Ode 491

WHAT ails thee, Saki! Wine, for God's love, bring!
Whoever saw an empty cup in spring!

Hast thou forgot this is the drinking season?
The rose is back again: what better reason
To fill the cup, and fill the cup again!
Mind you, we 'll have no drinking out of season!
But not to drink in spring is arrant treason—
So fill the cup, and fill the cup again!

What ails thee, Saki! Wine, for God's love, bring!
Whoever saw an empty cup in spring!

'Fore heaven, with all this piety and fast,
But it is good to get a drink at last!
My very heart-strings shrivelled are and shrunken;
I wonder, Saki, that they did n't crack.
O! but I 'll soon feel better when I 've drunken:
Now life begins again—for spring is back.

The very Sufi who but yesterday
Enlarged upon the error of my way,
Himself so drunken is with the good spring—
I saw him to the winds his virtues fling,
And heard him all his piety unsay.

What ails thee, lover!
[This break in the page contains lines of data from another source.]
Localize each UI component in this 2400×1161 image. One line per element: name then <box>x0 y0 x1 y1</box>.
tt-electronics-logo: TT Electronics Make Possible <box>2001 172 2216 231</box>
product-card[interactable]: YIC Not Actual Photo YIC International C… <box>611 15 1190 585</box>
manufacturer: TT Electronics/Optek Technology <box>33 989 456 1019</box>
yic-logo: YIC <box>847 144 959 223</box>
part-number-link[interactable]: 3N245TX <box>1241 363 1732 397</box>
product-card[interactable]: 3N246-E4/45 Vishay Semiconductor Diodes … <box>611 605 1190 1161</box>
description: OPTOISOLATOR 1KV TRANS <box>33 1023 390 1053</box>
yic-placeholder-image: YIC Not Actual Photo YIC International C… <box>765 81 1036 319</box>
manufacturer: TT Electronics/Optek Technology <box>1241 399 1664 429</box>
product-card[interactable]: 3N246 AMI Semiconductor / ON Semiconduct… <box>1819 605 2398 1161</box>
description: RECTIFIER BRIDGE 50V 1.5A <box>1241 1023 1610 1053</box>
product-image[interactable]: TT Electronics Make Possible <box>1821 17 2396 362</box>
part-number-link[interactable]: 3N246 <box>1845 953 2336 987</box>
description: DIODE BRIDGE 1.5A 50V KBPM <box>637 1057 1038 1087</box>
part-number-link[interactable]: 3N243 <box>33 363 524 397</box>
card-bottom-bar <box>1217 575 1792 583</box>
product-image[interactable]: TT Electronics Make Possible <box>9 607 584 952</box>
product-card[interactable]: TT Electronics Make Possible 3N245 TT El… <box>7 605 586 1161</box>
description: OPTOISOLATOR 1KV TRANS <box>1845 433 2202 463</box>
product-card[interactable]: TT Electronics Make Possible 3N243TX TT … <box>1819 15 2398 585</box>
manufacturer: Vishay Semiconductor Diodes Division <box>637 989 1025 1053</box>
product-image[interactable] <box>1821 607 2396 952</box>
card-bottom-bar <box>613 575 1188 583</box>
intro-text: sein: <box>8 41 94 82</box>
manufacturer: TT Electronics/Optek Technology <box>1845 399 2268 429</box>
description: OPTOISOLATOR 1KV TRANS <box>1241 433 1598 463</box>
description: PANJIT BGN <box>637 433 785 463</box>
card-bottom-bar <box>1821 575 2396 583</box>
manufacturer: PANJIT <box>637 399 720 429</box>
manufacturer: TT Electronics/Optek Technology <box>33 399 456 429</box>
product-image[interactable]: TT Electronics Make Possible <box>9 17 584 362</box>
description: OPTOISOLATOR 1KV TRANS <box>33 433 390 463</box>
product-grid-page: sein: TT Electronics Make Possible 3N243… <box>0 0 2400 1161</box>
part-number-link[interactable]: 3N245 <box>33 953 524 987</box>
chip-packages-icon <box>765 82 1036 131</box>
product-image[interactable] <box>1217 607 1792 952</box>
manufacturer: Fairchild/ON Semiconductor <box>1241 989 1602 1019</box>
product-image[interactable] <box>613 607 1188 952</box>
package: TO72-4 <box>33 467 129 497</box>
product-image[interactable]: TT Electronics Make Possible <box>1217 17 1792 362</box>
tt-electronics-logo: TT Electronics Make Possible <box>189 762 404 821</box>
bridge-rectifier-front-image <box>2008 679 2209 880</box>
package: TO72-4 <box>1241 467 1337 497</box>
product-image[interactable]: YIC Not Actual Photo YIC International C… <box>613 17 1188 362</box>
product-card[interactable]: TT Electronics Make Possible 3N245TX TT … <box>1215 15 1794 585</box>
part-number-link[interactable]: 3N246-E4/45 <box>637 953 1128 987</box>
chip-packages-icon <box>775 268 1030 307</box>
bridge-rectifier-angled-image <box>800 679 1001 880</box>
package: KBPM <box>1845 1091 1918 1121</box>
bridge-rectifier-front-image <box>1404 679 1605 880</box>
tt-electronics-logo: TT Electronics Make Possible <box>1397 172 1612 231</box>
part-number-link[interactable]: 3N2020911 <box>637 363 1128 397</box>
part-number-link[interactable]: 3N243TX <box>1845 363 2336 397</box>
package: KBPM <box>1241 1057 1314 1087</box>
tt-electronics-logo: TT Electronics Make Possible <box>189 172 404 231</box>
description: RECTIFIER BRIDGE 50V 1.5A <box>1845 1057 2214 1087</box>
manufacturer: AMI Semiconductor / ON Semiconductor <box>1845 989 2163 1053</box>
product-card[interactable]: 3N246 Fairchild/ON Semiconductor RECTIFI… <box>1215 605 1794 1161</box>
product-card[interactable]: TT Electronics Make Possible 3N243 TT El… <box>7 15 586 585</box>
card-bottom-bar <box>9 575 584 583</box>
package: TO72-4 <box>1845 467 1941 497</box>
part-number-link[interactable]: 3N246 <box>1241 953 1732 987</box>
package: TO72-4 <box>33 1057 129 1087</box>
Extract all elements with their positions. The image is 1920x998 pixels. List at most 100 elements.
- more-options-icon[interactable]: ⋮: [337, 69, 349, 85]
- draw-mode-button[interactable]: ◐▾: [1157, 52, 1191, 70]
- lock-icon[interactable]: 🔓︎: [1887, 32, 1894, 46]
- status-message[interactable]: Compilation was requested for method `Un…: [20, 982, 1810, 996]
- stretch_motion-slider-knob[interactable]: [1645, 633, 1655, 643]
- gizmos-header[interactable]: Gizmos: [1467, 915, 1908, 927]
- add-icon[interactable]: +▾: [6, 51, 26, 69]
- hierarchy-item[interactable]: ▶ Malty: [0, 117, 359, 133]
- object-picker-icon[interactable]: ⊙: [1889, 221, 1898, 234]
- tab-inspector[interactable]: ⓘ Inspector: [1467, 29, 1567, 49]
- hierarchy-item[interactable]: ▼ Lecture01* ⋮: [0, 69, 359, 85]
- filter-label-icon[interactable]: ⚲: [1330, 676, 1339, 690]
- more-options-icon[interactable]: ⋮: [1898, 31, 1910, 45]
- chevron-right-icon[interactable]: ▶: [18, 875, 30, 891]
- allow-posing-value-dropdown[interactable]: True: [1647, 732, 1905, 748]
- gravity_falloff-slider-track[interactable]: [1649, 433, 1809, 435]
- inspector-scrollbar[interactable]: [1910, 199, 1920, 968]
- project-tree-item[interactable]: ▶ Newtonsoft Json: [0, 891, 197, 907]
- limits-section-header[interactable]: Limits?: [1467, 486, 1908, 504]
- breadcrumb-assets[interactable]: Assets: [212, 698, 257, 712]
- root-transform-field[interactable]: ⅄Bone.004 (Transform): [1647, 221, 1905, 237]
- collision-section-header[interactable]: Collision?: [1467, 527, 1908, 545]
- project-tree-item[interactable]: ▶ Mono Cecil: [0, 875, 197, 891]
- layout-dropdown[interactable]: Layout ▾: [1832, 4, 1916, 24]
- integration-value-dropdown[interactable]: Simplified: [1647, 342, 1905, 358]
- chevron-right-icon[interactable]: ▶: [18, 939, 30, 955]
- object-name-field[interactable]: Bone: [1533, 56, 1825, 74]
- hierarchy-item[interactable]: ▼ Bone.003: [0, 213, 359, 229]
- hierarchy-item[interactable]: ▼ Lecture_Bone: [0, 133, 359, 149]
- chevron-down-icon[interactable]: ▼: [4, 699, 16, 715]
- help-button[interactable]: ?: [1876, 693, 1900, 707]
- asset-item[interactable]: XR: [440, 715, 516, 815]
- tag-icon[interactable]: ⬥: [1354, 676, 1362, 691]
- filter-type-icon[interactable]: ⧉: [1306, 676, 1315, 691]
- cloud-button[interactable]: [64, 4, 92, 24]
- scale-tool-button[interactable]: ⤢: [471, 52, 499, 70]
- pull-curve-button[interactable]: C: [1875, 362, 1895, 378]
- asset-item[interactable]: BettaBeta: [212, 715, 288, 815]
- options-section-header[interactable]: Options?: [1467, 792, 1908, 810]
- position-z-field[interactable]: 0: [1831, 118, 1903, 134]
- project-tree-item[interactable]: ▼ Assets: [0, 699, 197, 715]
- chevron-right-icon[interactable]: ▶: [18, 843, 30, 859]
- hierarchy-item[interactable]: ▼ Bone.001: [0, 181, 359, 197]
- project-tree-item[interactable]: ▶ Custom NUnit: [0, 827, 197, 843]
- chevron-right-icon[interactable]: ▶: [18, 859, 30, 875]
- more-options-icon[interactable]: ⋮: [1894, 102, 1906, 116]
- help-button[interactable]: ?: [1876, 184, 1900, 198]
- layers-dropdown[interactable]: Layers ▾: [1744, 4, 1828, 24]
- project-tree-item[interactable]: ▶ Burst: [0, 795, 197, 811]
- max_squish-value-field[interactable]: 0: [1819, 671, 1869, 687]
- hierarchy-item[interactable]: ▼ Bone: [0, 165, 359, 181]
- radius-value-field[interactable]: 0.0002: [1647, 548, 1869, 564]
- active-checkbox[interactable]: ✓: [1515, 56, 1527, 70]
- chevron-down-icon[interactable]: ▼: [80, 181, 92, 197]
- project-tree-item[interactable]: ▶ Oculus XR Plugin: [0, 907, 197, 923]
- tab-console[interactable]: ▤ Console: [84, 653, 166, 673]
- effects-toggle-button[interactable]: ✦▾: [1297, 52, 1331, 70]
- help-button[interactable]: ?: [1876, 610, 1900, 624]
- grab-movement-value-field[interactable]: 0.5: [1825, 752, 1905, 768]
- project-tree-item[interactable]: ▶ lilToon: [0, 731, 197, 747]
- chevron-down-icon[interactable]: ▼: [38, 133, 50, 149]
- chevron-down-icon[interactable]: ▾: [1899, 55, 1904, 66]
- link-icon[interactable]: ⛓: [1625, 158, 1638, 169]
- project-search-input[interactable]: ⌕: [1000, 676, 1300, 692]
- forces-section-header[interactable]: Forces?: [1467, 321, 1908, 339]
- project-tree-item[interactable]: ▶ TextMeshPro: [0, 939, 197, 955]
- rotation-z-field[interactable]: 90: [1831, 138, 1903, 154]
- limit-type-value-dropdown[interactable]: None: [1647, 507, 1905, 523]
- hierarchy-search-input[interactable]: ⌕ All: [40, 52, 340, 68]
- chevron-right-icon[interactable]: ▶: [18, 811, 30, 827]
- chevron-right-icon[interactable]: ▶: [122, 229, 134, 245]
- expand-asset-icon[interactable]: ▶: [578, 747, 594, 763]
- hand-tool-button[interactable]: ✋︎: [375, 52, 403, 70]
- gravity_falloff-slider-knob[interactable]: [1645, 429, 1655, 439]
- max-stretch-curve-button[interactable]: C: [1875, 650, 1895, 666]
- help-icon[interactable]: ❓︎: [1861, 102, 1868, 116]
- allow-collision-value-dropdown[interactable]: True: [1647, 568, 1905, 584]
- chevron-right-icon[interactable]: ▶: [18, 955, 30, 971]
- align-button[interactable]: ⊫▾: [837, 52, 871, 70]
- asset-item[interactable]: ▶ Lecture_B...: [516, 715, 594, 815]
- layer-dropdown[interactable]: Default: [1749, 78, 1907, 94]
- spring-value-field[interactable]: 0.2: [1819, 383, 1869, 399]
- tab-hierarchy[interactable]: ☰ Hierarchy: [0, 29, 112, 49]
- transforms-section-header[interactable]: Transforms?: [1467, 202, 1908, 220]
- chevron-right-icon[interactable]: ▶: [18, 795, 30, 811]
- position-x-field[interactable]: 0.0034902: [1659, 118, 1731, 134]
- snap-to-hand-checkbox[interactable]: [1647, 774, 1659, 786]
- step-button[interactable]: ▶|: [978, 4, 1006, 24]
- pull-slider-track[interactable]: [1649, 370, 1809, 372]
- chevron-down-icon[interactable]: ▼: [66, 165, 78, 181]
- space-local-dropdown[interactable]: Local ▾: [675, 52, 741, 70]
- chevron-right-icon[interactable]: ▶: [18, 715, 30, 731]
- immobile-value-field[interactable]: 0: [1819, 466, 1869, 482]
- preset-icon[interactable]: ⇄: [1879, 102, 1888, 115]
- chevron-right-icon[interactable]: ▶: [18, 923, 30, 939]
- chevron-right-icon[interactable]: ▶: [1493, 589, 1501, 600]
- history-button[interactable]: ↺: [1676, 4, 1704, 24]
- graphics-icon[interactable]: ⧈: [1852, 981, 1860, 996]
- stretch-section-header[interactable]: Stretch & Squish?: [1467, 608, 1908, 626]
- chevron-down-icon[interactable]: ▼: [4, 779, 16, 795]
Where is pipe and string?
Whoever saw so long a face in spring!

Only a day or two the rose is ours,
Only a little while Musella's bowers;
Lover, make haste some smooth-cheeked girl to choose,
And in thy kissing not a moment lose:
Nothing but faces fade so fast as flowers.

Music, O minstrel! Wine, O Saki, pour!
The rose will soon be gone, though we remain;
Soon, ah! so soon, the merry spring be o'er—
So fill the cup, and fill the cup again!
Mark thou the Saki's cheek reflected there—
Was ever anything on earth so fair!

What ails thee, lover! Where is pipe and string?
Whoever saw so long a face in spring!

Minstrel, when you before the sultan sing,
Thy song must be of HAFIZ' fashioning:
No other songs are worthy of a king.